Dataset shift

Overview

Teaching: 20 min
Exercises: 10 min

Questions

• What is dataset shift?

• What are examples of dataset shift?

• What are the implications of dataset shift?

Objectives

• Recognise causes of dataset shift.

• Understand the potential outcomes of dataset shift.

Dataset shift

Machine learning models often face major challenges when applied in real-life settings. The tightly-controlled conditions under which models are trained are often very different to conditions “in the wild”. Dataset shift is a term that is used to describe the nature of changing data conditions in the context of machine learning.

In their paper on The Clinician and Dataset Shift in Artificial Intelligence, Finlayson et al explore different causes of dataset shift within hospitals, suggesting policies for recognising these changes as well as strategies for mitigation.

While the article itself is paywalled, there is an openly available summary of the key points raised in the article. The authors suggest that dataset shift occurs in a clinical setting as a result of three broad categories of change: Changes in Technology; Changes in Population and Setting; and Changes in Behavior.

Changes in technology

The International Classification of Diseases (ICD) system is a globally used set of disease codes maintained by the World Health Organisation (WHO), revised periodically. When revisions are introducted, this can affect the clinical prediction models that are built upon them.

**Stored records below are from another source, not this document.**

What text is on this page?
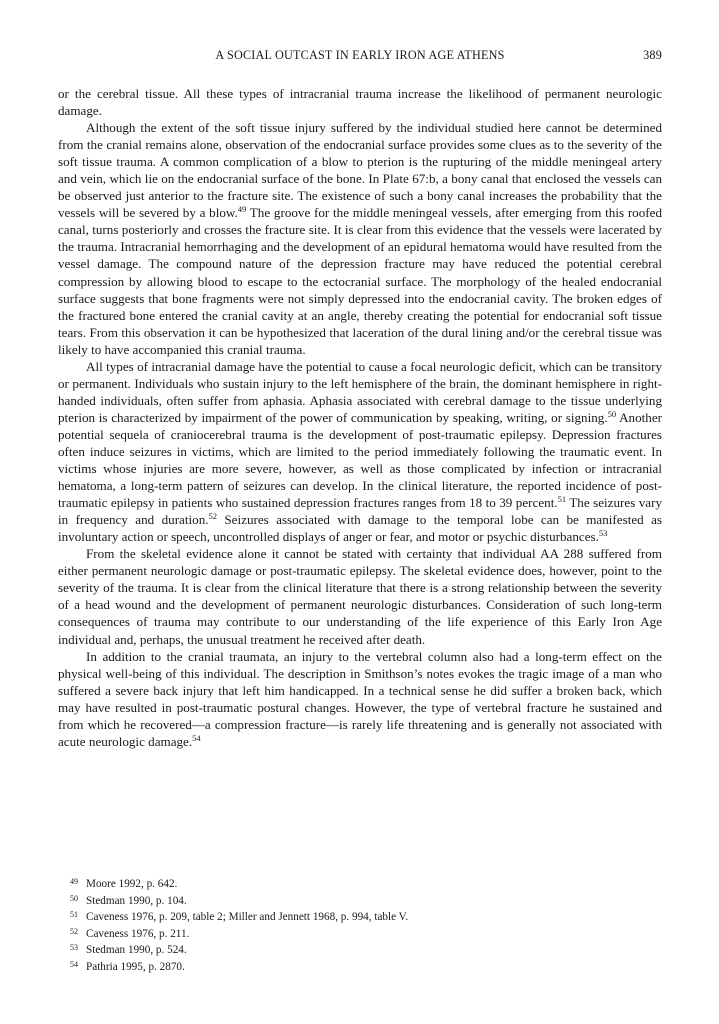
A SOCIAL OUTCAST IN EARLY IRON AGE ATHENS	389

or the cerebral tissue. All these types of intracranial trauma increase the likelihood of permanent neurologic damage.

Although the extent of the soft tissue injury suffered by the individual studied here cannot be determined from the cranial remains alone, observation of the endocranial surface provides some clues as to the severity of the soft tissue trauma. A common complication of a blow to pterion is the rupturing of the middle meningeal artery and vein, which lie on the endocranial surface of the bone. In Plate 67:b, a bony canal that enclosed the vessels can be observed just anterior to the fracture site. The existence of such a bony canal increases the probability that the vessels will be severed by a blow.$^{49}$ The groove for the middle meningeal vessels, after emerging from this roofed canal, turns posteriorly and crosses the fracture site. It is clear from this evidence that the vessels were lacerated by the trauma. Intracranial hemorrhaging and the development of an epidural hematoma would have resulted from the vessel damage. The compound nature of the depression fracture may have reduced the potential cerebral compression by allowing blood to escape to the ectocranial surface. The morphology of the healed endocranial surface suggests that bone fragments were not simply depressed into the endocranial cavity. The broken edges of the fractured bone entered the cranial cavity at an angle, thereby creating the potential for endocranial soft tissue tears. From this observation it can be hypothesized that laceration of the dural lining and/or the cerebral tissue was likely to have accompanied this cranial trauma.

All types of intracranial damage have the potential to cause a focal neurologic deficit, which can be transitory or permanent. Individuals who sustain injury to the left hemisphere of the brain, the dominant hemisphere in right-handed individuals, often suffer from aphasia. Aphasia associated with cerebral damage to the tissue underlying pterion is characterized by impairment of the power of communication by speaking, writing, or signing.$^{50}$ Another potential sequela of craniocerebral trauma is the development of post-traumatic epilepsy. Depression fractures often induce seizures in victims, which are limited to the period immediately following the traumatic event. In victims whose injuries are more severe, however, as well as those complicated by infection or intracranial hematoma, a long-term pattern of seizures can develop. In the clinical literature, the reported incidence of post-traumatic epilepsy in patients who sustained depression fractures ranges from 18 to 39 percent.$^{51}$ The seizures vary in frequency and duration.$^{52}$ Seizures associated with damage to the temporal lobe can be manifested as involuntary action or speech, uncontrolled displays of anger or fear, and motor or psychic disturbances.$^{53}$

From the skeletal evidence alone it cannot be stated with certainty that individual AA 288 suffered from either permanent neurologic damage or post-traumatic epilepsy. The skeletal evidence does, however, point to the severity of the trauma. It is clear from the clinical literature that there is a strong relationship between the severity of a head wound and the development of permanent neurologic disturbances. Consideration of such long-term consequences of trauma may contribute to our understanding of the life experience of this Early Iron Age individual and, perhaps, the unusual treatment he received after death.

In addition to the cranial traumata, an injury to the vertebral column also had a long-term effect on the physical well-being of this individual. The description in Smithson’s notes evokes the tragic image of a man who suffered a severe back injury that left him handicapped. In a technical sense he did suffer a broken back, which may have resulted in post-traumatic postural changes. However, the type of vertebral fracture he sustained and from which he recovered—a compression fracture—is rarely life threatening and is generally not associated with acute neurologic damage.$^{54}$

49 Moore 1992, p. 642.

50 Stedman 1990, p. 104.

51 Caveness 1976, p. 209, table 2; Miller and Jennett 1968, p. 994, table V.

52 Caveness 1976, p. 211.

53 Stedman 1990, p. 524.

54 Pathria 1995, p. 2870.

For example, study that examined insurance claims for >18 million adults and children in the US from 2010 to 2017 found that the transition from ICD-9 to ICD-11 led to instantaneous increases or decreases of 20% or more in the prevalence of many diagnostic categories.

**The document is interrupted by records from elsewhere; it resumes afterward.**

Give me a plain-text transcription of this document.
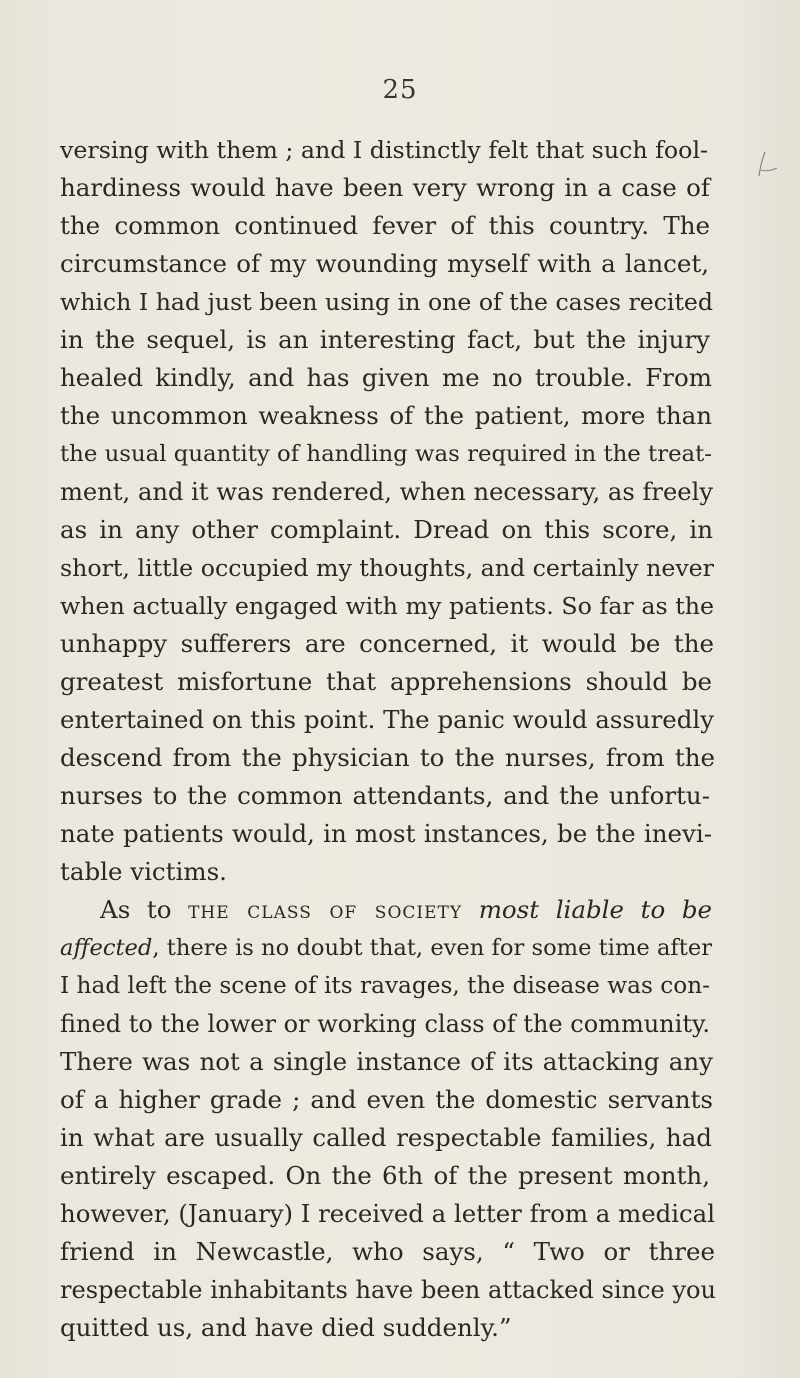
25

versing with them ; and I distinctly felt that such fool-

hardiness would have been very wrong in a case of

the common continued fever of this country. The

circumstance of my wounding myself with a lancet,

which I had just been using in one of the cases recited

in the sequel, is an interesting fact, but the injury

healed kindly, and has given me no trouble. From

the uncommon weakness of the patient, more than

the usual quantity of handling was required in the treat-

ment, and it was rendered, when necessary, as freely

as in any other complaint. Dread on this score, in

short, little occupied my thoughts, and certainly never

when actually engaged with my patients. So far as the

unhappy sufferers are concerned, it would be the

greatest misfortune that apprehensions should be

entertained on this point. The panic would assuredly

descend from the physician to the nurses, from the

nurses to the common attendants, and the unfortu-

nate patients would, in most instances, be the inevi-

table victims.

As to the class of society most liable to be

affected, there is no doubt that, even for some time after

I had left the scene of its ravages, the disease was con-

fined to the lower or working class of the community.

There was not a single instance of its attacking any

of a higher grade ; and even the domestic servants

in what are usually called respectable families, had

entirely escaped. On the 6th of the present month,

however, (January) I received a letter from a medical

friend in Newcastle, who says, “ Two or three

respectable inhabitants have been attacked since you

quitted us, and have died suddenly.”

Finlayson and colleagues suggest that fixing such an issue might require mapping of concepts, or even retraining of models. Referring to the Finlayson paper, what is is another example of a technology change that might lead to dataset shift, and how might it be addressed?

Changes in population and setting

In The Parable of Google Flu: Traps in Big Data Analysis Lazer and colleagues discuss Google Flu Trends, a product developed to predict U.S. flu burden:

The initial version of GFT was a particularly problematic marriage of big and small data. Essentially, the methodology was to find the best matches among 50 million search terms to fit 1152 data points. The odds of finding search terms that match the propensity of the flu but are structurally unrelated, and so do not predict the future, were quite high. GFT developers, in fact, report weeding out seasonal search terms unrelated to the flu but strongly correlated to the CDC data, such as those regarding high school basketball. This should have been a warning that the big data were overfitting the small number of cases — a standard concern in data analysis. This ad hoc method of throwing out peculiar search terms failed when GFT completely missed the nonseasonal 2009 influenza A–H1N1 pandemic. In short, the initial version of GFT was part flu detector, part winter detector.

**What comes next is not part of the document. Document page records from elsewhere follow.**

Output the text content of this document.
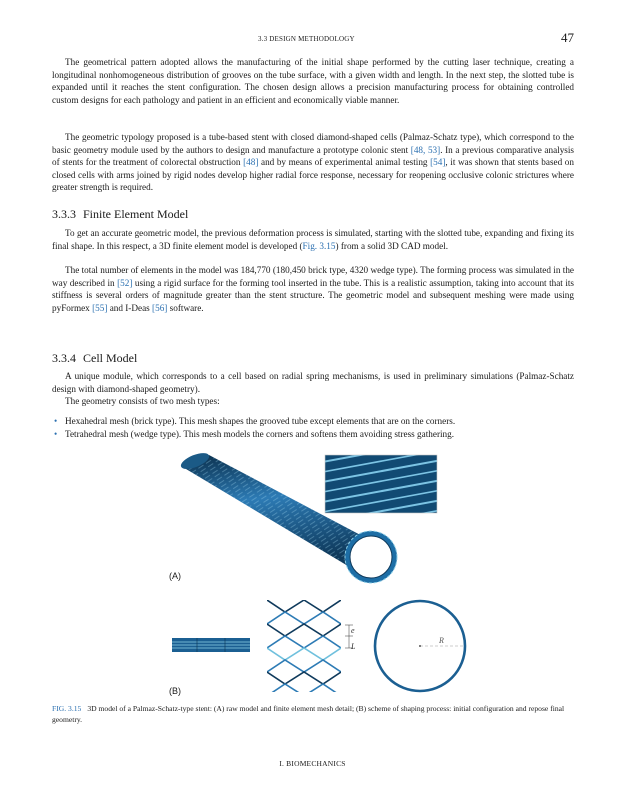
3.3 DESIGN METHODOLOGY	47

The geometrical pattern adopted allows the manufacturing of the initial shape performed by the cutting laser technique, creating a longitudinal nonhomogeneous distribution of grooves on the tube surface, with a given width and length. In the next step, the slotted tube is expanded until it reaches the stent configuration. The chosen design allows a precision manufacturing process for obtaining controlled custom designs for each pathology and patient in an efficient and economically viable manner.

The geometric typology proposed is a tube-based stent with closed diamond-shaped cells (Palmaz-Schatz type), which correspond to the basic geometry module used by the authors to design and manufacture a prototype colonic stent [48, 53]. In a previous comparative analysis of stents for the treatment of colorectal obstruction [48] and by means of experimental animal testing [54], it was shown that stents based on closed cells with arms joined by rigid nodes develop higher radial force response, necessary for reopening occlusive colonic strictures where greater strength is required.

3.3.3 Finite Element Model

To get an accurate geometric model, the previous deformation process is simulated, starting with the slotted tube, expanding and fixing its final shape. In this respect, a 3D finite element model is developed (Fig. 3.15) from a solid 3D CAD model.

The total number of elements in the model was 184,770 (180,450 brick type, 4320 wedge type). The forming process was simulated in the way described in [52] using a rigid surface for the forming tool inserted in the tube. This is a realistic assumption, taking into account that its stiffness is several orders of magnitude greater than the stent structure. The geometric model and subsequent meshing were made using pyFormex [55] and I-Deas [56] software.

3.3.4 Cell Model

A unique module, which corresponds to a cell based on radial spring mechanisms, is used in preliminary simulations (Palmaz-Schatz design with diamond-shaped geometry).

The geometry consists of two mesh types:

• Hexahedral mesh (brick type). This mesh shapes the grooved tube except elements that are on the corners.
• Tetrahedral mesh (wedge type). This mesh models the corners and softens them avoiding stress gathering.
(A)
e
L
R
(B)

FIG. 3.15 3D model of a Palmaz-Schatz-type stent: (A) raw model and finite element mesh detail; (B) scheme of shaping process: initial configuration and repose final geometry.

I. BIOMECHANICS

Looking again a the Finlayson paper, what is another example of a change in population or setting that could affect the performance of a model? How might the effects of this change be mitigated?

Changes in behaviour

Laboratory tests are often important predictors in clinical models. Research has found that in many cases the timing of laboratory tests is as important, or more important, than the results of the tests themselves:

The presence of a laboratory test order, regardless of any other information about the test result, has a significant association (P<0.001) with the odds of survival in 233 of 272 (86%) tests. Data about the timing of when laboratory tests were ordered were more accurate than the test results in predicting survival in 118 of 174 tests (68%).

Minor changes in clinical practice - for example, a change in the routine of ordering a particular laboratory test - may therefore have unintended side-effects in terms of the performance of machine learning models trainined on laboratory data.

Key Points

• Dataset shift can result from changes in technology, population, and behaviour.

• Dataset shift can lead to deterioration of models after deployment.

• Dataset shift is a major issue in terms of deployment of machine learning models.